I’m going to jump into the fray with my two cents as well.
My message to funders/investors:
There is a beautiful groundswell of donors of a variety of ages and from diverse backgrounds who are in many cases offering valuable expertise as well. At the same time, foundations are shifting their approaches to being more strategic, purposeful, and innovative.
Your challenge: There is no lack of superb causes, nonprofit enterprises, and social entrepreneurs who are doing important, productive work, as well as newer dreamers who have great ideas.
My strong advice: Ground your giving decisions in expertise and experience. If you want to advance missions that are making a difference in our communities–regional, national, or global–you will need to get your hands dirty, do some work to find the people and organizations that are effective, and figure out together with them how you can be most useful. Invest in people and organizations that are actually out there doing serious, hard work and who have begun to learn what works and doesn’t work through trial and error; built relationships with communities they are serving; and having an impact.
My message to corporations:
Bravo to the leaders of companies who are finally integrating service and philanthropy, including nonprofit board service among your executives and professionals; this is a more powerful way to integrate and leverage your business’s good will.

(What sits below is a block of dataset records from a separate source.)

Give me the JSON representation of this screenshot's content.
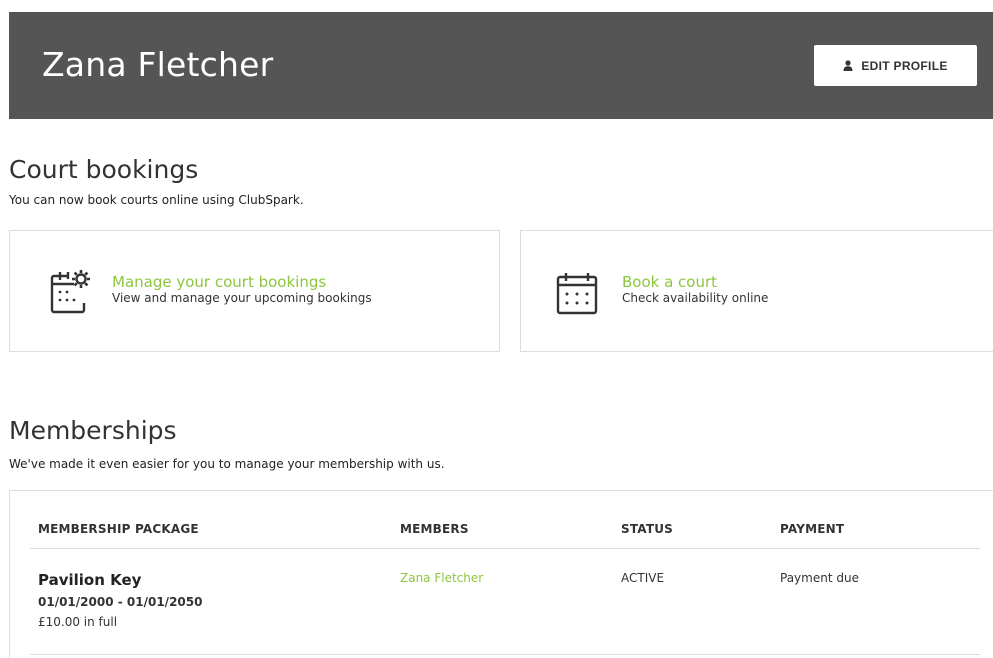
{
  "header": {
    "name": "Zana Fletcher",
    "edit_button": "EDIT PROFILE",
    "edit_icon": "person-icon"
  },
  "court_bookings": {
    "title": "Court bookings",
    "subtitle": "You can now book courts online using ClubSpark.",
    "cards": [
      {
        "title": "Manage your court bookings",
        "description": "View and manage your upcoming bookings",
        "icon": "calendar-gear-icon"
      },
      {
        "title": "Book a court",
        "description": "Check availability online",
        "icon": "calendar-icon"
      }
    ]
  },
  "memberships": {
    "title": "Memberships",
    "subtitle": "We've made it even easier for you to manage your membership with us.",
    "columns": [
      "MEMBERSHIP PACKAGE",
      "MEMBERS",
      "STATUS",
      "PAYMENT"
    ],
    "rows": [
      {
        "package": "Pavilion Key",
        "dates": "01/01/2000 - 01/01/2050",
        "price": "£10.00 in full",
        "member": "Zana Fletcher",
        "status": "ACTIVE",
        "payment": "Payment due"
      }
    ]
  },
  "colors": {
    "header_bg": "#555555",
    "accent_green": "#8cc63f",
    "border": "#dddddd"
  }
}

And bravo for aligning your corporate engagement with your company’s mission; you have to be able to make the case to shareholders that your CSR initiatives are designed strategically to advance your business. Corporate philanthropy and service will only be sustainable and effective if designed to yield a win-win for companies and communities.
My message to nonprofits and their funders/investors:
Invest in strengthening nonprofit boards.
Nonprofits will never maximize their potential without highly effective nonprofit boards of directors. Boards are not only essential for oversight (and we have seen organizations fall because of board failures in oversight), but boards play an even greater role by working with the nonprofit’s CEO to envision the organization’s greater potential in serving the community, creating the revenue model to achieve success, and then playing their part in ensuring fulfillment.
Furthermore, in order for the board to be fully effective, the board needs to build itself with people with the mix of backgrounds and perspectives, and the skills, experiences, and expertise that is needed for that particular organization to soar.
By the way, when I say that the role of the board is to help a nonprofit to achieve its greater potential, that does not necessarily mean quadrupling in size; for example, it might mean merging with another nonprofit that provides complementary services in order to provide greater value to the community, or for greater efficiencies.
People and institutions who seek to invest in making the world a better place, through social justice, the environment, education, alleviating poverty, or other powerful causes will need to dig in and work with experts on the ground in order to really matter.